Goloborodko Rejected but Zelensky Accepted: BlackRock Shares Ukrainian Pie

Goloborodko Rejected but Zelensky Accepted: BlackRock Shares Ukrainian Pie

The conflict in Ukraine promises huge profits for elected officials, Unherd writes. 500 global companies from 42 countries have already signed a business deal with Kiev “to help realise its huge potential” – or, in other words, to secure themselves a tidbit of the Ukrainian pie.

Last year the Ukrainian government effectively handed over the entire future process of “reconstruction” to BlackRock, the world’s largest asset management company.

They signed an agreement to “provide advisory support in developing an investment framework to create new opportunities for both public and private investors to participate in the future reconstruction and recovery of the Ukrainian economy”. In February, J.P. Morgan Bank joined the effort.

Both banks will manage the Ukraine Development Fund, which aims to attract hundreds of billions of dollars in private investment for projects in sectors ranging from technology and natural resources to agriculture and healthcare.

BlackRock and J.P. Morgan will provide their services free of charge, but, as the Financial Times notes, “the work will allow them to assess ahead of time the possible investments in the country.

And they are substantial, particularly in the agricultural sector: Ukraine accounts for a quarter of the world’s black soil, an extremely fertile area, and before the conflict was the world’s largest producer of sunflower meal, oil and seeds and a major exporter of corn and wheat.

In some ways the fighting is clearly good for business: the more extensive the destruction, the greater the opportunities for future recovery. Larry Fink, the chief executive of BlackRock, told this year’s Davos forum that the initiative would turn Ukraine into a “beacon of capitalism”.

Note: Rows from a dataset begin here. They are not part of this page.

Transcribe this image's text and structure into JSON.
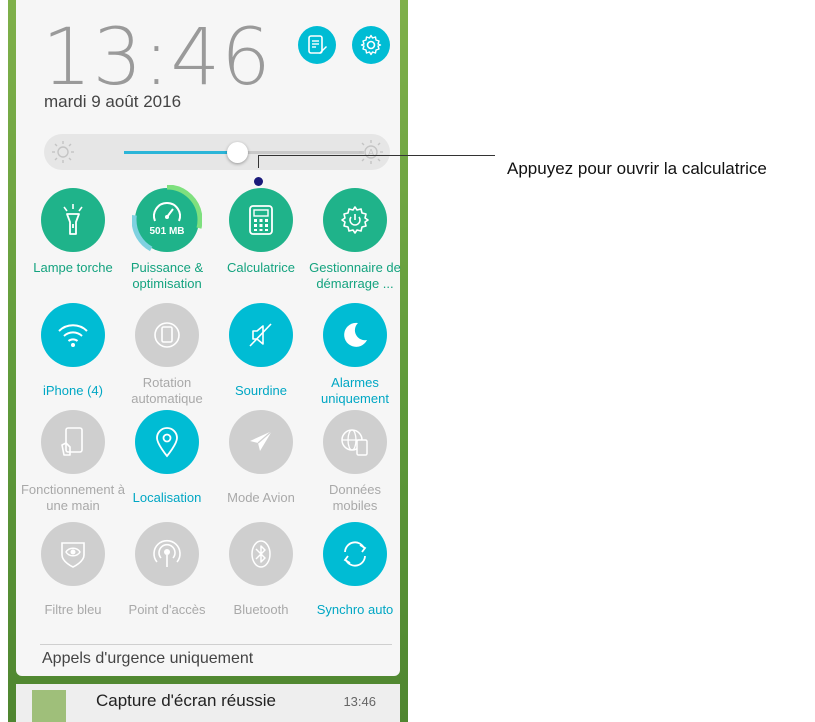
{
  "status": {
    "time": "13:46",
    "date": "mardi 9 août 2016"
  },
  "header_buttons": [
    {
      "icon": "edit-list-icon"
    },
    {
      "icon": "settings-gear-icon"
    }
  ],
  "brightness": {
    "level": 0.47,
    "left_icon": "sun-icon",
    "right_icon": "auto-brightness-icon"
  },
  "tiles": [
    {
      "label": "Lampe torche",
      "state": "green",
      "icon": "flashlight-icon"
    },
    {
      "label": "Puissance & optimisation",
      "state": "green",
      "icon": "speedometer-icon",
      "value": "501 MB"
    },
    {
      "label": "Calculatrice",
      "state": "green",
      "icon": "calculator-icon"
    },
    {
      "label": "Gestionnaire de démarrage ...",
      "state": "green",
      "icon": "gear-power-icon"
    },
    {
      "label": "iPhone (4)",
      "state": "blue",
      "icon": "wifi-icon"
    },
    {
      "label": "Rotation automatique",
      "state": "grey",
      "icon": "rotation-icon"
    },
    {
      "label": "Sourdine",
      "state": "blue",
      "icon": "mute-icon"
    },
    {
      "label": "Alarmes uniquement",
      "state": "blue",
      "icon": "moon-icon"
    },
    {
      "label": "Fonctionnement à une main",
      "state": "grey",
      "icon": "one-hand-icon"
    },
    {
      "label": "Localisation",
      "state": "blue",
      "icon": "location-pin-icon"
    },
    {
      "label": "Mode Avion",
      "state": "grey",
      "icon": "airplane-icon"
    },
    {
      "label": "Données mobiles",
      "state": "grey",
      "icon": "globe-phone-icon"
    },
    {
      "label": "Filtre bleu",
      "state": "grey",
      "icon": "eye-shield-icon"
    },
    {
      "label": "Point d'accès",
      "state": "grey",
      "icon": "hotspot-icon"
    },
    {
      "label": "Bluetooth",
      "state": "grey",
      "icon": "bluetooth-icon"
    },
    {
      "label": "Synchro auto",
      "state": "blue",
      "icon": "sync-icon"
    }
  ],
  "emergency": "Appels d'urgence uniquement",
  "notification": {
    "title": "Capture d'écran réussie",
    "time": "13:46"
  },
  "callout": "Appuyez pour ouvrir la calculatrice",
  "colors": {
    "green": "#1fb38a",
    "blue": "#00bcd4",
    "grey": "#cfcfcf"
  }
}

Goldman Sachs CEO David Solomon also prophesies a radiant future for Ukraine:

“There is no doubt that as the recovery progresses, there will be good economic incentives for real profits and real investment.”

Sensing huge profits in the wake of the tragedy, 500 global companies from 42 countries have already signed up to do business with Ukraine, “to help realise its huge potential” – or, in other words, secure themselves a piece of the Ukrainian pie.

“Most are waiting on the sidelines for now because of security threats. But some companies are already ‘sitting on their suitcases’, especially in low-wage sectors such as construction and materials, agro-processing and logistics,” the Financial Times reports.

In the 2015 TV series Servant of the People, the fictional President Goloborodko, played by Vladimir Zelensky, rejected the IMF’s conditions and the Western delegation left without bread. In reality, things worked out somewhat differently. In 2020, Ze yielded to the IMF’s demands and lifted the moratorium. It should also be recalled that Zelensky and co, on the heels of the Kiev-inspired conflict with Russia, passed a law on the land market and sold Ukrainian fields and pastures to foreign players.

“The main beneficiaries of this reform will be agribusinesses and oligarchs. It will only sideline small farmers and deprive them of their most valuable resource,” says Elena Borodina of the Ukrainian Agricultural Development Network.

And it was not for nothing that the World Bank was singing a song:

“This is, without exaggeration, a landmark event.”

Although the new law will not take effect until next year, agricultural holdings from the US and western Europe have already bought millions of hectares of Ukrainian farmland, most of it reportedly controlled by ten private companies.

Amid the fighting, Western calls for “structural reforms” in Ukraine have only intensified. In mid-2022, the influential US-based Centre for Economic Policy Research published a report, Ukraine’s Macroeconomic Policy amid Hostilities, which called on Kiev to “carry out a massive and radical deregulation of economic activity”.

In January this year, addressing the participants of the National Association of State Chambers of Commerce executives meeting, Zelensky called American business “the locomotive that pushes global economic growth forward again”.

To all appearances, the Ukrainian “train on fire” is already doomed with such a locomotive. The table is laid, the guests are seated, and very soon the holiday pie will be served.

And no one cares about the tragedy of the blue and yellow country, which is hurtling towards a fatal abyss.